Horses weren't afraid of Buck. Other vets might walk into a barn and every horse would suddenly be on the alert, but not with Buck. Horses, even breeding stallions, were so relaxed around him that he could give them shots or stitch up wounds and they wouldn't even wiggle. I helped him do a surgery one time. He had fingers the size of sausages, yet he removed the tiniest little bone chip from the hock of an Appaloosa race horse. He stitched up that surgical site so years later there was no sign of a scar.

I feel very fortunate to have known Buck and I'm so sorry he never got out of the nursing home.

Sunday, March 28, 2010

Gibby Stays Home

Gibby is staying home. I haven't heard from Kate and now it doesn't matter. If she doesn't care enough to call me, she obviously doesn't have what it takes to care enough for my Gibby.

I think I'll give Gibby a new assignment. I have to get some exercise. His new assignment is to make me take him for walks. We'll start out with walks in the pasture, then gradually get back to the woods. I'd like to be back there during the spring wildflower season. I haven't seen the trout lillies or trillium for years - my woods used to be carpeted with them. I'd like to see how cutting trees out of the woods changed the spring flowers - I hope not much. We won't start our new plan today, it's pouring rain outside and the lower pasture will be underwater.

Saturday, March 27, 2010

Maybe not...

Today is Saturday and no call from Gibby's possible new family. Kate thought they might come out Friday, but she didn't call.
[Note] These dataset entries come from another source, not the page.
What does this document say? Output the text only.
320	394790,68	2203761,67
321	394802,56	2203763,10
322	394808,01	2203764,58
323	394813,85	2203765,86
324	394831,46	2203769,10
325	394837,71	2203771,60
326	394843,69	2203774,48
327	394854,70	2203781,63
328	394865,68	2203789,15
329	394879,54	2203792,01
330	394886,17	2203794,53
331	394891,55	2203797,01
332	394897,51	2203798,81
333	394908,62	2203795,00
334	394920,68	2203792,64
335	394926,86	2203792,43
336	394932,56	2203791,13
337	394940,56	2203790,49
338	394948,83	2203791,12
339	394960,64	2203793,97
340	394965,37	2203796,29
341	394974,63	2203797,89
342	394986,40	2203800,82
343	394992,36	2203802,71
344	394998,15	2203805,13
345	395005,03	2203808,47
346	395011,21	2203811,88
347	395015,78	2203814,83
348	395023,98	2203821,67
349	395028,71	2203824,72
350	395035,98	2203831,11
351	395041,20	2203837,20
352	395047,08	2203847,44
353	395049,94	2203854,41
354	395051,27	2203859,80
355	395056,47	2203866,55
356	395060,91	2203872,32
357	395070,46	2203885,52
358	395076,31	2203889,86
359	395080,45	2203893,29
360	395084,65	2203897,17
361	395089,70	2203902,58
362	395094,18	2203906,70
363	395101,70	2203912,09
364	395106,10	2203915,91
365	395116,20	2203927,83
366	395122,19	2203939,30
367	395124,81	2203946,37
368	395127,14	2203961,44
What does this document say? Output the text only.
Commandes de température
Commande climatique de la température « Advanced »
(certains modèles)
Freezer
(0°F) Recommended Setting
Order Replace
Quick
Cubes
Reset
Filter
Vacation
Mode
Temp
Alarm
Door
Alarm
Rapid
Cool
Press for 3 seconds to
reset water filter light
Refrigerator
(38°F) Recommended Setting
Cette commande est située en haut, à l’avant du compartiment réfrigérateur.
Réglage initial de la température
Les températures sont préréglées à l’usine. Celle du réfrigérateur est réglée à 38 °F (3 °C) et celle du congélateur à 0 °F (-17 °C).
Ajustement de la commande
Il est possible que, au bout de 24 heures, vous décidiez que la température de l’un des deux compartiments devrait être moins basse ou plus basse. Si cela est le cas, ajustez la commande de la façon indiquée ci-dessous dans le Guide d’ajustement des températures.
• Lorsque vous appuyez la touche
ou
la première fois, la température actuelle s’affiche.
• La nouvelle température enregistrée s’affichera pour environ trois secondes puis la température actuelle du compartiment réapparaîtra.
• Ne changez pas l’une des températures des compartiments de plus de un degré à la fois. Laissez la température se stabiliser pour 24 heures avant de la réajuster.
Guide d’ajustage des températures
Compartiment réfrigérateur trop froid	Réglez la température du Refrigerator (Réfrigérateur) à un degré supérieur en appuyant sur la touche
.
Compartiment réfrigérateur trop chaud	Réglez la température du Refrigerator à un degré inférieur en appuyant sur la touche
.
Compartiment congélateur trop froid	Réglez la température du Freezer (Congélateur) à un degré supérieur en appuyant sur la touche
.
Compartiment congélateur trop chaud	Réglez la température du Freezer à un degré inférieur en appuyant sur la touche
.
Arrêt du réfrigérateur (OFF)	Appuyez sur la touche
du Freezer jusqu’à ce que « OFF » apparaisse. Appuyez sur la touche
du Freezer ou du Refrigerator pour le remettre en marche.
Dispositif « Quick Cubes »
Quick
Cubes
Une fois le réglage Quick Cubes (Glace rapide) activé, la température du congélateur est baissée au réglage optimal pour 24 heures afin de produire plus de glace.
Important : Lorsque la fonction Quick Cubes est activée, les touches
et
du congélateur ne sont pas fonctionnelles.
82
She said she'd like to get Gibby early in the weekend so he could be with them for a full couple days before they would have to leave him alone to go to work - but, that hasn't happened.

I'm beginning to think the whole idea was a mistake - the right people would have called to let me know what was going on.

I stopped at the vet clinic to see if they had heard anything from Kate, so Shelly called to see if they were still interested in Gibby. That should have triggered a call to me, but it didn't, so...

I'm thinking it was a mistake. I am really fond of Gibby and giving him away was going to be hard, maybe I'm not going to do it. He is one hundred pounds of loving dog (having gained 30+ pounds since he came to the farm - one-third of his weight!) I was looking forward to moving some cats into the farmhouse, maybe I'll have to figure out a way to still do that with Gibby in the house. He didn't chase the cats when Kate came to see him and he didn't chase the cats at the vet clinic... I'm trading a sock knitting machine (CSM) for some cat spaying and I need to have them in the house during the recovering time. I guess I'll go buy a baby gate so I can put the cats in the kitchen.

Wednesday, March 24, 2010

Gibby Has a Forever Home, I Think

Gibby has been a wonderful guard dog - his deep bellow of a bark is quite enough to warn the bad guys that he is there and on duty. He has done his job for almost two years now, so it's time for him to have an end to this lonely duty - and that may happen this weekend. Two days ago he met Kate. Met her and liked her. She took him for a walk out in the pasture and they both came back happy. This weekend, he will meet the other member of Kate's family - if they hit it off, away he'll go - to a real family where he can be a real member of the family.

Last night, I told Gibby he could go live with Kate, and I think he understood. He's never been so obnoxious before about wanting to be petted and held - I was trying to work on a rug and he kept bumping my arm with his big head. If I sat back in the chair, I suddenly had the upper half of a hundred pound dog in my lap. If I didn't pay attention, he showered my face with kisses - something he's never done before. He couldn't have been more lovable.